This just happened to a friend of mine a few weeks ago, and I could not believe she put up with the incompetence. She’s a real-estate broker, who has a small, typical R-E website – listings, contact forms, lead-generators, mortgage calculators, how-to information for potential customers. The site works well, does what it needs to, generates leads and also showcases her most recent deals. Simple, effective, a solid marketing mechanism, with a few forms on it.
Briefly, here is what happened: her hosting company didn’t bother installing a secure certificate on the host/domain. They didn’t bother to do it in October 2017, when Firefox browser has started identifying non-secured sites as ‘unsafe’. They didn’t bother to update any language about information privacy back in May 2018, when GDPR legislation came into effect (some of her real-estate customers are international, targeting European customers). And they didn’t install anything back in July 2018, just two months ago, when Google’s Chrome browser started showing alerts about websites without proper SSL certification.
Here’s the kicker: she found out about this issue, when one of her clients pulled out of a deal because they visited her website and saw an alert, and assumed the site was fraudulent.
By the time things were sorted out, the hosting company, after making some lame excuse about SSL being optional and expensive, and ‘you don’t need it anyway, but we’ll do a favor for you’ – installed everything, she lost at least another client, with the same explanation. Two real-estate deals vanished, just like that. In a space of a day or so.
She doesn’t know how many more good leads were turned away by that padlock icon in the browser. She didn’t know it was mandatory, especially on a website that’s clearly collecting information from users, and conducts business online. She had to reach out to her hosting provider, and request a simple, inexpensive feature that usually comes standard by now. It’s Autumn 2018 – not only SSL comes standard, you can get free SSL certificate for life from most hosting companies.

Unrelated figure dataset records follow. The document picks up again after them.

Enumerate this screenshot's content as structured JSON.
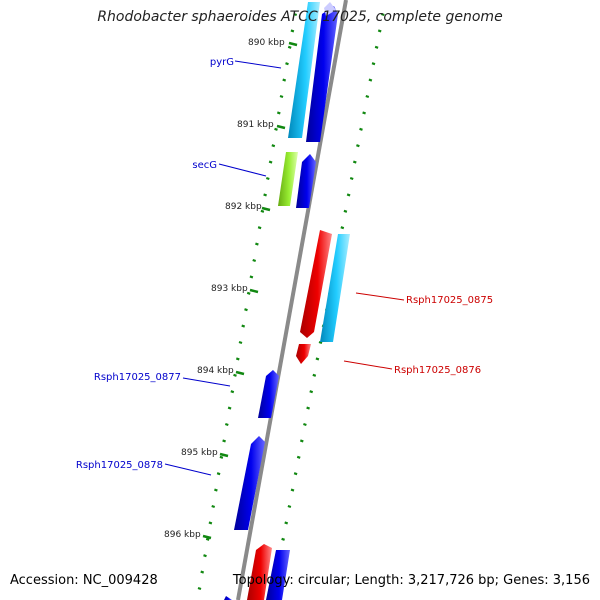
{
  "title": "Rhodobacter sphaeroides ATCC 17025, complete genome",
  "accession_text": "Accession: NC_009428",
  "summary_text": "Topology: circular; Length: 3,217,726 bp; Genes: 3,156",
  "ticks": [
    "890 kbp",
    "891 kbp",
    "892 kbp",
    "893 kbp",
    "894 kbp",
    "895 kbp",
    "896 kbp"
  ],
  "gene_labels": [
    {
      "text": "pyrG",
      "color": "#0000cc"
    },
    {
      "text": "secG",
      "color": "#0000cc"
    },
    {
      "text": "Rsph17025_0875",
      "color": "#cc0000"
    },
    {
      "text": "Rsph17025_0876",
      "color": "#cc0000"
    },
    {
      "text": "Rsph17025_0877",
      "color": "#0000cc"
    },
    {
      "text": "Rsph17025_0878",
      "color": "#0000cc"
    }
  ],
  "colors": {
    "forward_cds": "#0000ee",
    "reverse_cds": "#ee0000",
    "forward_gene": "#22ccff",
    "trna_like": "#99ee33",
    "backbone": "#888888",
    "ticks": "#118811"
  }
}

She’s staying with the current hosting company for now, but I’m sure that relationship is damaged – it cost her real commissions, possibly reputation – and it was an avoidable problem, easily fixed.
How many other small businesses are tripping over these issues? To me, this is a simple ‘proactive vs. reactive’ approach to technology. It’s not enough to just build what you have, and support what you (or your clients) have. You need to stay ahead of technology changes, and regularly advise, upgrade, update, iterate. And you need to communicate to your customers, no matter their size and budget, to get those updates done on time.
Get your site secured!
Get your site mobile (or multi-platform)!
Get your site into search engines!
Get your site into social platforms!
Get your customers where they need to be, whether they know about it or not. Simply taking their money without any regard of the site’s vulnerabilities, performance issues or risks – is lazy, unprofessional, and will cost them (and you) a lot of money down the road. Be proactive with your sites and servers.